A sustentabilidade das estruturas sociais, ao longo da história, já se provou dependente de sua capacidade de distribuir, de buscar um ponto sempre mais próximo do equilíbrio em matéria de direitos, um conceito que é inseparável da apropriação da riqueza.

Dos primórdios da organização do trabalho comunal ao moderno capitalismo financeiro, a duração das organizações sociais esteve íntimamente ligada à sua capacidade não apenas de prover meio de subsistência – ainda que precários – a todos os seus integrantes e resistir em classes – cada vez menos impermeáveis – à distribuição do trabalho e da renda.

O capitalismo pós-guerra fez frente à ideia socialista com a expansão do conceito de Estado como uma espécie de grande reservatório, abastecido pelos impostos cobrados às empresas e rendas e capaz de irrigar as sociedades com direitos relativamente homogêneos em matéria de serviços básicos: educação, saúde, aposentadorias, etc…

Os salários tenderam a aproximar-se de uma situação de equilíbrio, por lá, que tem níveis chocantes se comparados ao dos países tradicionalmente “subdesenvolvidos”, como você pode ver nesta tabela produzida em 2008 pela Organização Internacional do Trabalho, que compara a relação entre as massa salarial dos 10% mais bem remunerados com os 10% de menor renda pelo trabalho.

Se este modelo é ou não viável, como a situação europeia coloca em xeque, é outra questão. Pode-se alegar que não, porque estão como estão; pode-se dizer que sim, porque a insolvência provém, em grande parte, da sangria que fizeram os estados nacionais para evitar a ruína de seus sistemas financeiros privados.

O fato é, porém, que este foi o modelo vivido, o que garantiu seis décadas de estabilidade no pós-guerra e o que jogou por terra, politicamente, o socialismo – distorcido ou não – como projeto ou utopia de sistema econômico.

O Brasil que as duas matérias revelam é anterior a esta polêmica.

Não democratizamos a renda do trabalho, e “democratizamos” às avessas as receitas tributárias.

Um assalariado modesto deixa mais de 40% da renda de seu trabalho – a única que possui – em impostos.
Um rentista, raramente mais do que a metade disso.

A elite brasileira resiste ferozmente a qualquer mudança neste perfil.
Um imposto de 0,1% sobre as movimentações financeiras de alto valor é uma heresia, mas não é uma heresia termos uma imensa renúncia fiscal sobre despesas médicas de qualquer natureza e valor, que nos custam cerca de R$ 10 bilhões em renúncia fiscal, se consideradas as relativas à indústria farmacêutica.

A ideia de fazer a contribuição previdenciária – este “fantasma” do “custo Brasil” – incidir sobre o faturamento e não sobre a folha de salários, oferecida pelo Governo Federal nos planos de reaquecimento de alguns setores da indústria foi recebida com um “não, obrigado” pelos empresários.

A ausência de limites em valores absolutos à renúncia fiscal relativas à aplicação em planos privados de previdência é, também, outro item “imexível”, embora toda a sociedade pague, com ela, pelas aplicações financeiras – pois isso é o que são – dedutíveis no Imposto de Renda.

Os personagens retratados na primeira matéria, os de alta remuneração, não podem ser atingidos por medidas fiscais.

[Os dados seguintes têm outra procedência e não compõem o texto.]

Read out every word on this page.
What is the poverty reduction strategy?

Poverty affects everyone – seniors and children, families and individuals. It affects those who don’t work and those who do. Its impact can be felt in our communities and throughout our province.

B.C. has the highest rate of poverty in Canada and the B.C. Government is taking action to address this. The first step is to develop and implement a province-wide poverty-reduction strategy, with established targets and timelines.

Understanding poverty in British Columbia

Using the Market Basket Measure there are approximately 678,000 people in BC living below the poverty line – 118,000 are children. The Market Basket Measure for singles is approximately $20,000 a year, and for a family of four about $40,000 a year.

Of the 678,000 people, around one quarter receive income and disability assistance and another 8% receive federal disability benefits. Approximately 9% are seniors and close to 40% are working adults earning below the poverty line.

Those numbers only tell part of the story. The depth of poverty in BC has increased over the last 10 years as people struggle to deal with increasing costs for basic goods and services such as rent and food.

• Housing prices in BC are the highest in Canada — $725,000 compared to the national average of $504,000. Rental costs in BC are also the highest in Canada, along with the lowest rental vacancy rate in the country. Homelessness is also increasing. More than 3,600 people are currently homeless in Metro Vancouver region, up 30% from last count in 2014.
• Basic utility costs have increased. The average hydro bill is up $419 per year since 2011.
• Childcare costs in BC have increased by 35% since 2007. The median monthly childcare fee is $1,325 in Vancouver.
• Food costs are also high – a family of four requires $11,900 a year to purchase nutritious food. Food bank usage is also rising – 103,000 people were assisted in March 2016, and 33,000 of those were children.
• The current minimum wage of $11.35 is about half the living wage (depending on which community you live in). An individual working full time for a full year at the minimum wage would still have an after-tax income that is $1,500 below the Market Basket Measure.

Os garotos da segunda matéria podem ficar sem escola, saúde e mecanismos de promoção social.

Por sorte, ainda têm emprego, embora os “sábios” do nosso neoliberalismo andem, como fez o ex-ministro do Trabalho de FHC, Edward Amadeo, sugerindo um pouco mais de desemprego para ajudar a levar a inflação para a meta.

É, essa gente é muito cara, porque qualquer salariozinho já sai comprando geladeira, TV, celular e até computador.

Mas as camadas mais bem remuneradas, estas iluminadas, podem ganhar tal como – e ainda mais – que seus congêneres europeus e americanos. Merecem, está bem. Mas, sem querer ofender, será que poderiam pagar impostos como os que pagam por lá?